New 787 lithium-ion battery and enclosure.

The Boeing Co. (Everett, Wash., USA) reports that the U.S. Federal Aviation Administration's (FAA) approval on April 19 of battery system improvements for the 787 Dreamliner by the U.S. Federal Aviation Administration (FAA) clears the way for Boeing and its customers to install the approved modifications and will lead to a return to service and resumption of new production deliveries.

"FAA approval clears the way for us and the airlines to begin the process of returning the 787 to flight with continued confidence in the safety and reliability of this game-changing new airplane," says Boeing Chairman, president and CEO Jim McNerney. "The promise of the 787 and the benefits it provides to airlines and their passengers remain fully intact as we take this important step forward with our customers and program partners."
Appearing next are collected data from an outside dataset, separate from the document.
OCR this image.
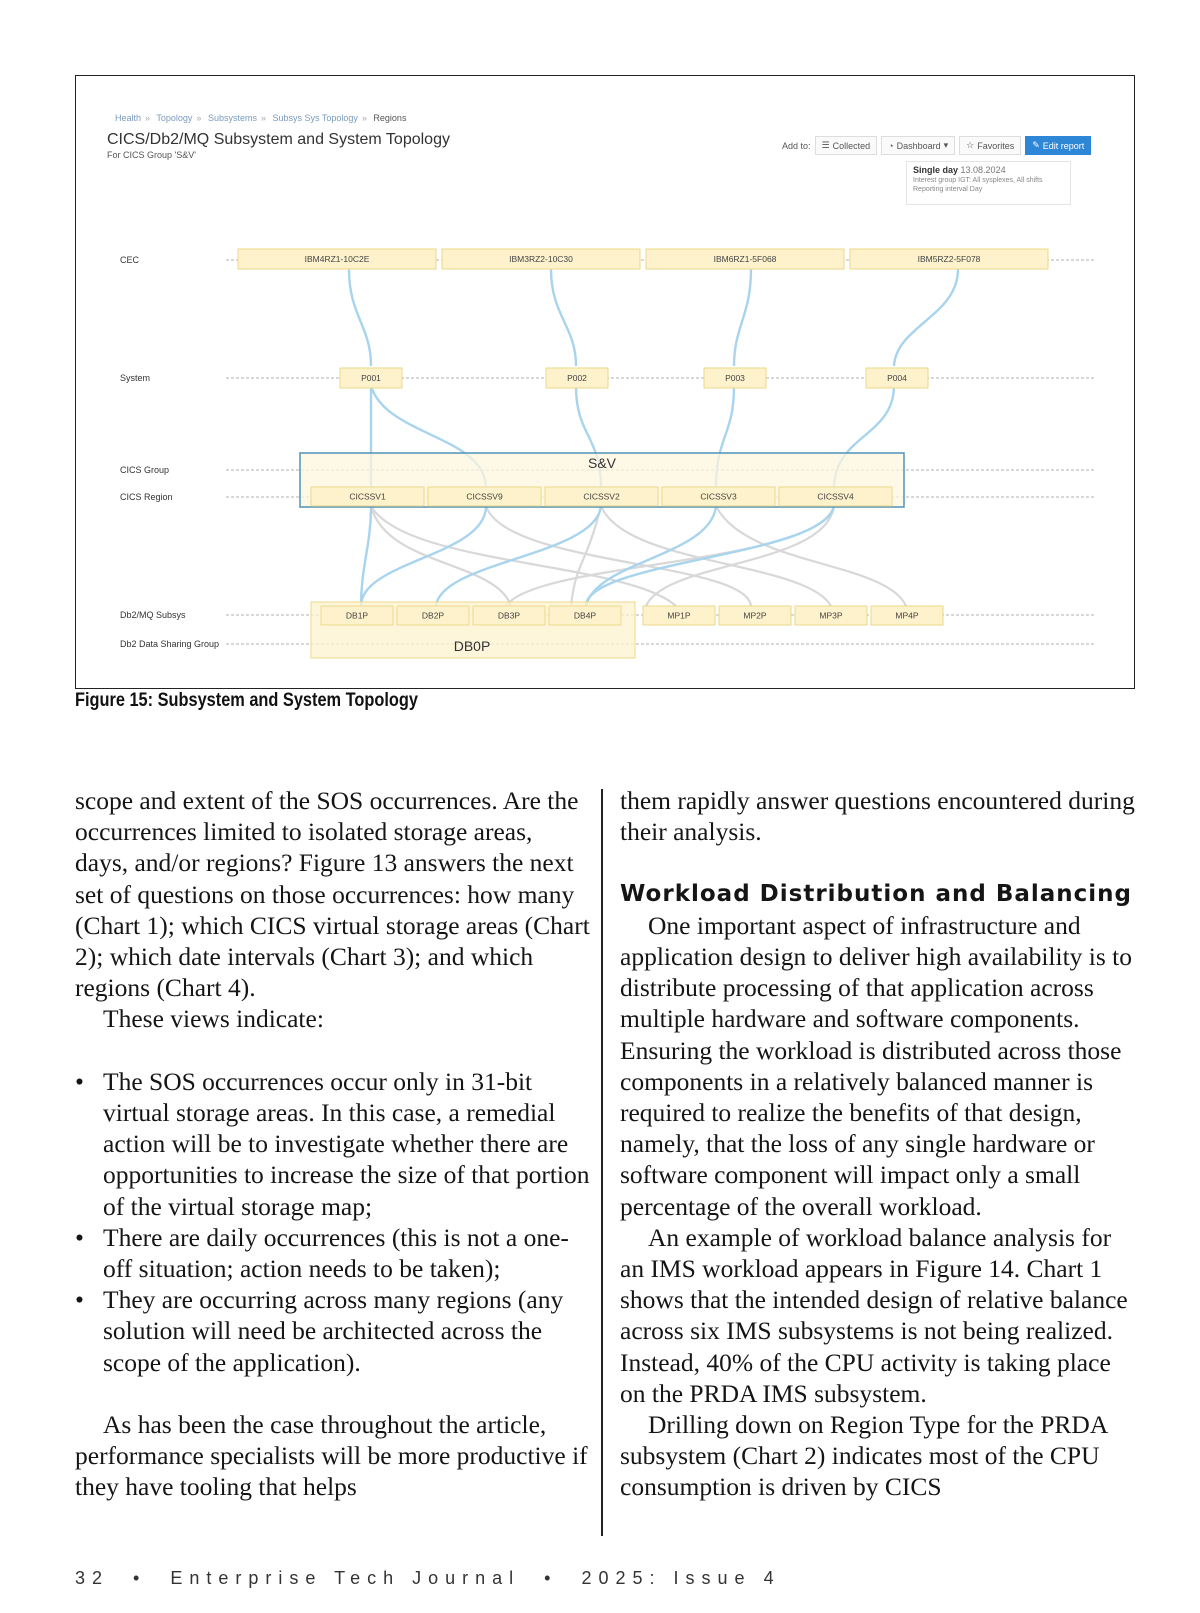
Health » Topology » Subsystems » Subsys Sys Topology » Regions
CICS/Db2/MQ Subsystem and System Topology
For CICS Group 'S&V'
Add to: ☰ Collected ◔ Dashboard ▾ ☆ Favorites ✎ Edit report
Single day 13.08.2024
Interest group IGT: All sysplexes, All shifts
Reporting interval Day
CEC
System
CICS Group
CICS Region
Db2/MQ Subsys
Db2 Data Sharing Group
IBM4RZ1-10C2E	IBM3RZ2-10C30	IBM6RZ1-5F068	IBM5RZ2-5F078
P001	P002	P003	P004
S&V
CICSSV1	CICSSV9	CICSSV2	CICSSV3	CICSSV4
DB0P
DB1P	DB2P	DB3P	DB4P	MP1P	MP2P	MP3P	MP4P
Figure 15: Subsystem and System Topology

scope and extent of the SOS occurrences. Are the occurrences limited to isolated storage areas, days, and/or regions? Figure 13 answers the next set of questions on those occurrences: how many (Chart 1); which CICS virtual storage areas (Chart 2); which date intervals (Chart 3); and which regions (Chart 4).

These views indicate:

• The SOS occurrences occur only in 31-bit virtual storage areas. In this case, a remedial action will be to investigate whether there are opportunities to increase the size of that portion of the virtual storage map;
• There are daily occurrences (this is not a one-off situation; action needs to be taken);
• They are occurring across many regions (any solution will need be architected across the scope of the application).

As has been the case throughout the article, performance specialists will be more productive if they have tooling that helps

them rapidly answer questions encountered during their analysis.

Workload Distribution and Balancing

One important aspect of infrastructure and application design to deliver high availability is to distribute processing of that application across multiple hardware and software components. Ensuring the workload is distributed across those components in a relatively balanced manner is required to realize the benefits of that design, namely, that the loss of any single hardware or software component will impact only a small percentage of the overall workload.

An example of workload balance analysis for an IMS workload appears in Figure 14. Chart 1 shows that the intended design of relative balance across six IMS subsystems is not being realized. Instead, 40% of the CPU activity is taking place on the PRDA IMS subsystem.

Drilling down on Region Type for the PRDA subsystem (Chart 2) indicates most of the CPU consumption is driven by CICS

32  •  Enterprise Tech Journal  •  2025: Issue 4
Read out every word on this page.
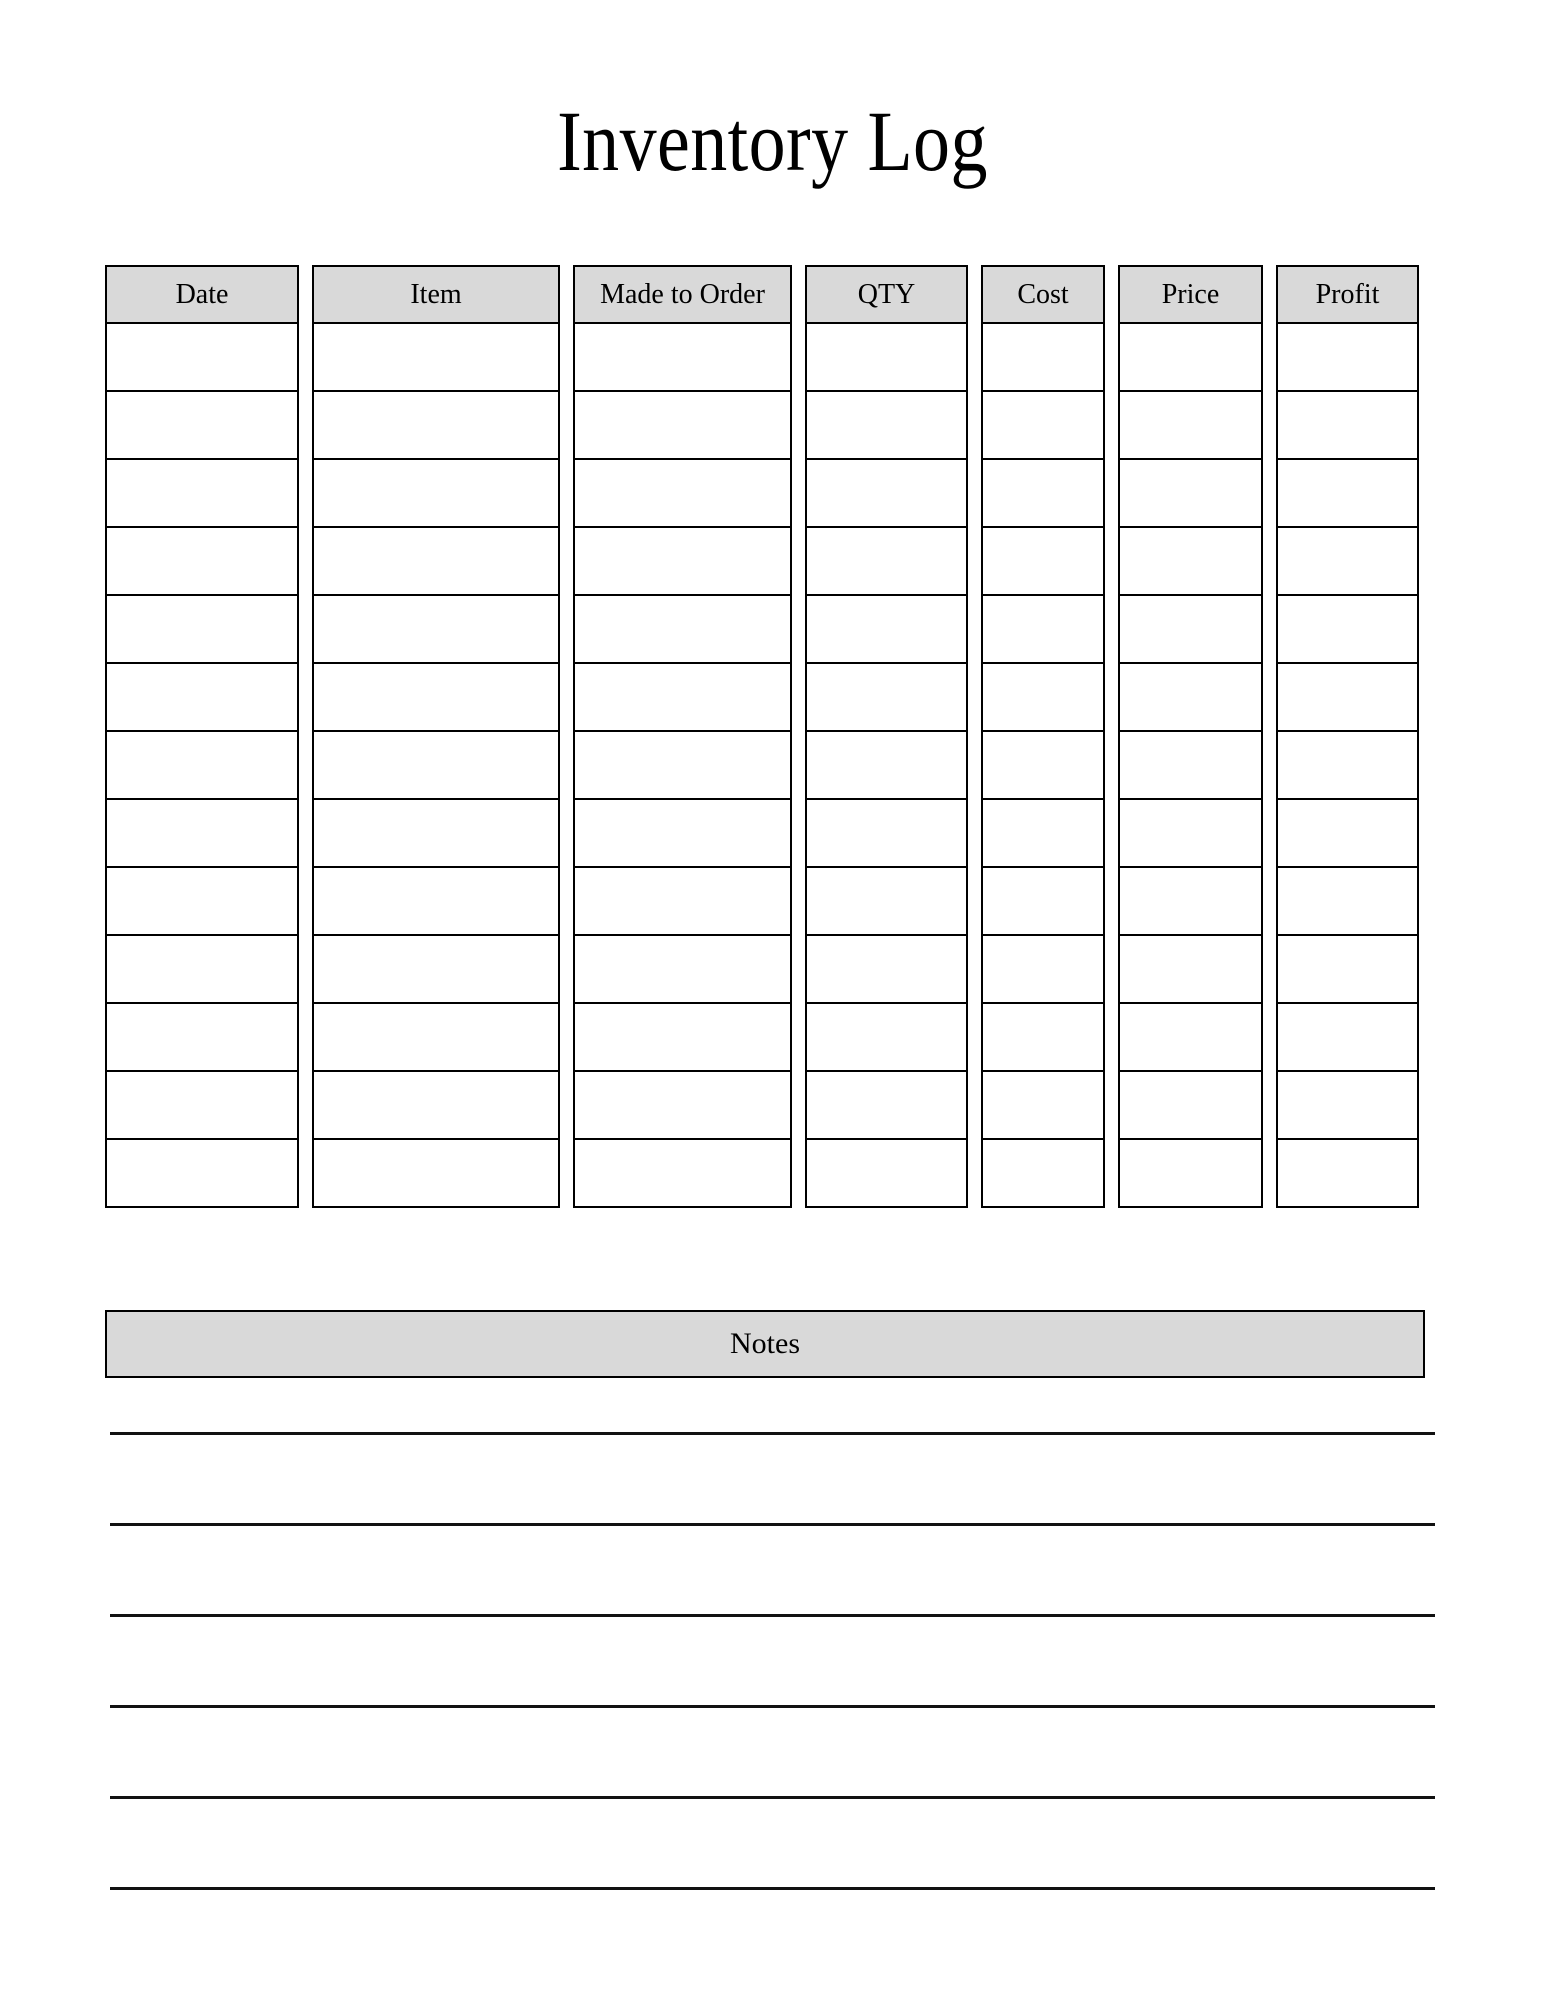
Inventory Log
Date	Item	Made to Order	QTY	Cost	Price	Profit
Notes
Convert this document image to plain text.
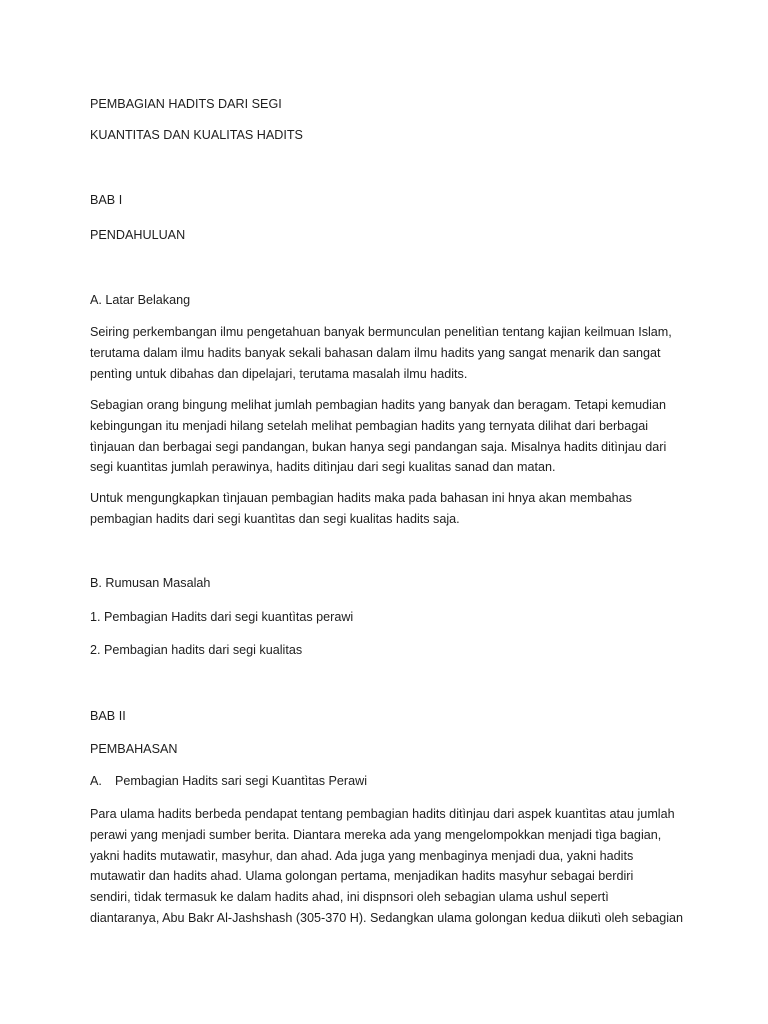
PEMBAGIAN HADITS DARI SEGI
KUANTITAS DAN KUALITAS HADITS
BAB I
PENDAHULUAN
A. Latar Belakang
Seiring perkembangan ilmu pengetahuan banyak bermunculan penelitìan tentang kajian keilmuan Islam,
terutama dalam ilmu hadits banyak sekali bahasan dalam ilmu hadits yang sangat menarik dan sangat
pentìng untuk dibahas dan dipelajari, terutama masalah ilmu hadits.
Sebagian orang bingung melihat jumlah pembagian hadits yang banyak dan beragam. Tetapi kemudian
kebingungan itu menjadi hilang setelah melihat pembagian hadits yang ternyata dilihat dari berbagai
tìnjauan dan berbagai segi pandangan, bukan hanya segi pandangan saja. Misalnya hadits ditìnjau dari
segi kuantìtas jumlah perawinya, hadits ditìnjau dari segi kualitas sanad dan matan.
Untuk mengungkapkan tìnjauan pembagian hadits maka pada bahasan ini hnya akan membahas
pembagian hadits dari segi kuantìtas dan segi kualitas hadits saja.
B. Rumusan Masalah
1. Pembagian Hadits dari segi kuantìtas perawi
2. Pembagian hadits dari segi kualitas
BAB II
PEMBAHASAN
A. Pembagian Hadits sari segi Kuantìtas Perawi
Para ulama hadits berbeda pendapat tentang pembagian hadits ditìnjau dari aspek kuantìtas atau jumlah
perawi yang menjadi sumber berita. Diantara mereka ada yang mengelompokkan menjadi tìga bagian,
yakni hadits mutawatìr, masyhur, dan ahad. Ada juga yang menbaginya menjadi dua, yakni hadits
mutawatìr dan hadits ahad. Ulama golongan pertama, menjadikan hadits masyhur sebagai berdiri
sendiri, tìdak termasuk ke dalam hadits ahad, ini dispnsori oleh sebagian ulama ushul sepertì
diantaranya, Abu Bakr Al-Jashshash (305-370 H). Sedangkan ulama golongan kedua diikutì oleh sebagian
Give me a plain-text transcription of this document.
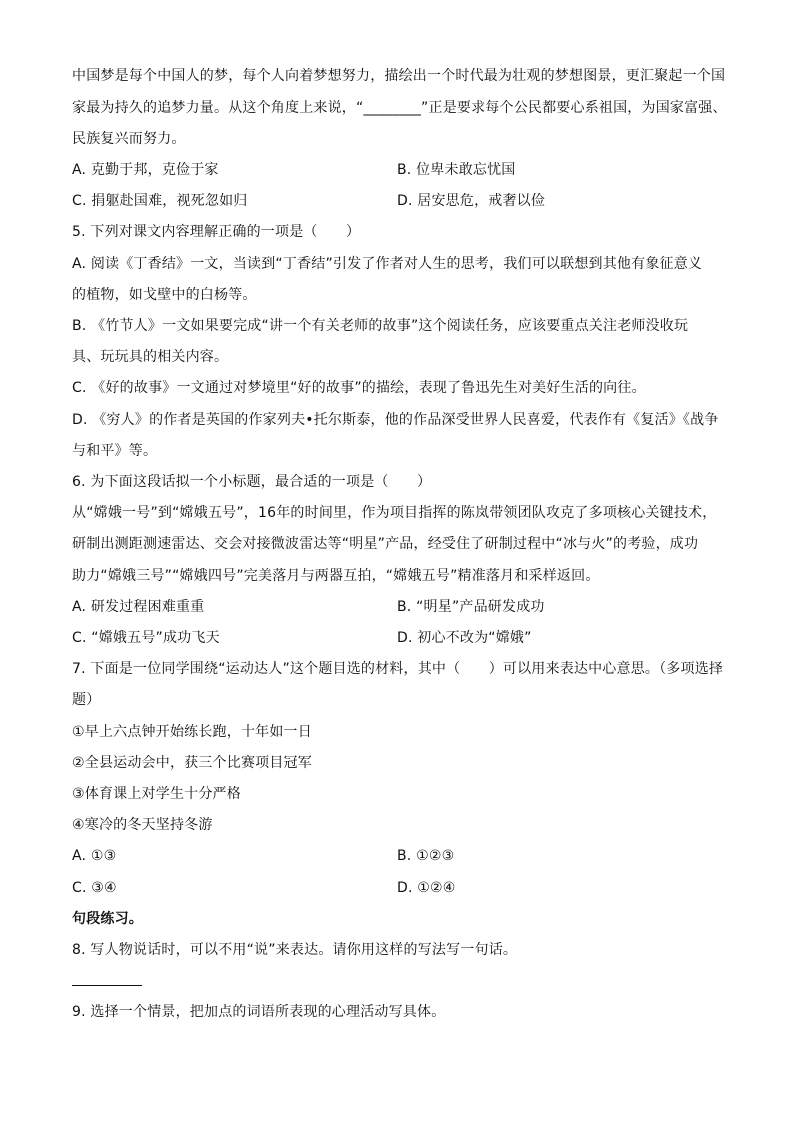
中国梦是每个中国人的梦，每个人向着梦想努力，描绘出一个时代最为壮观的梦想图景，更汇聚起一个国
家最为持久的追梦力量。从这个角度上来说，“________”正是要求每个公民都要心系祖国，为国家富强、
民族复兴而努力。
A. 克勤于邦，克俭于家	B. 位卑未敢忘忧国
C. 捐躯赴国难，视死忽如归	D. 居安思危，戒奢以俭
5. 下列对课文内容理解正确的一项是（　　）
A. 阅读《丁香结》一文，当读到“丁香结”引发了作者对人生的思考，我们可以联想到其他有象征意义
的植物，如戈壁中的白杨等。
B. 《竹节人》一文如果要完成“讲一个有关老师的故事”这个阅读任务，应该要重点关注老师没收玩
具、玩玩具的相关内容。
C. 《好的故事》一文通过对梦境里“好的故事”的描绘，表现了鲁迅先生对美好生活的向往。
D. 《穷人》的作者是英国的作家列夫•托尔斯泰，他的作品深受世界人民喜爱，代表作有《复活》《战争
与和平》等。
6. 为下面这段话拟一个小标题，最合适的一项是（　　）
从“嫦娥一号”到“嫦娥五号”，16年的时间里，作为项目指挥的陈岚带领团队攻克了多项核心关键技术，
研制出测距测速雷达、交会对接微波雷达等“明星”产品，经受住了研制过程中“冰与火”的考验，成功
助力“嫦娥三号”“嫦娥四号”完美落月与两器互拍，“嫦娥五号”精准落月和采样返回。
A. 研发过程困难重重	B. “明星”产品研发成功
C. “嫦娥五号”成功飞天	D. 初心不改为“嫦娥”
7. 下面是一位同学围绕“运动达人”这个题目选的材料，其中（　　）可以用来表达中心意思。（多项选择
题）
①早上六点钟开始练长跑，十年如一日
②全县运动会中，获三个比赛项目冠军
③体育课上对学生十分严格
④寒冷的冬天坚持冬游
A. ①③	B. ①②③
C. ③④	D. ①②④
句段练习。
8. 写人物说话时，可以不用“说”来表达。请你用这样的写法写一句话。
9. 选择一个情景，把加点的词语所表现的心理活动写具体。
The FAA's action will permit the return to service of 787s in the United States upon installation of the improvements. For 787s based and modified outside the United States, local regulatory authorities provide the final approval on return to service, however, most non-U.S. aviation agencies have said that they would follow the FAA's lead in this matter.

Approval of the improved 787 battery system was granted by the FAA after the agency conducted an extensive review of certification tests. The tests were designed to validate that individual components of the battery, as well as its integration with the charging system and a new enclosure, all performed as expected during normal operation and under failure conditions. Testing was conducted under the supervision of the FAA over a month-long period beginning in early March.

Boeing, in collaboration with its supplier partners and in support of the investigations of the National Transportation Safety Board and the Japan Transport Safety Board, conducted extensive engineering analysis and testing to develop a thorough understanding of the factors that could have caused the 787's batteries to fail and overheat in two incidents last January. The team spent more than 100,000 hours developing test plans, building test rigs, conducting tests and analyzing results to ensure the proposed solutions met all requirements.

Boeing also engaged a team of more than a dozen battery experts from across multiple industries, government, academia and consumer safety to review and validate the company's assumptions, findings, proposed solution and test plan.
The improved battery system includes design changes to prevent and isolate a fault should it occur. In addition, improved production, operating and testing processes have been implemented. The new steel enclosure system is designed to keep any level of battery overheating from affecting the airplane or even being noticed by passengers.

Boeing will also begin installing the changes on new airplanes at the company's two 787 final- assembly plants in Everett, Wash., and North Charleston, S.C., USA, with deliveries expected to resume in the weeks ahead. Despite the disruption in deliveries that began in January, Boeing expects to complete all planned 2013 deliveries by the end of the year. Boeing further expects that the 787 battery issue will have no significant impact to its 2013 financial guidance.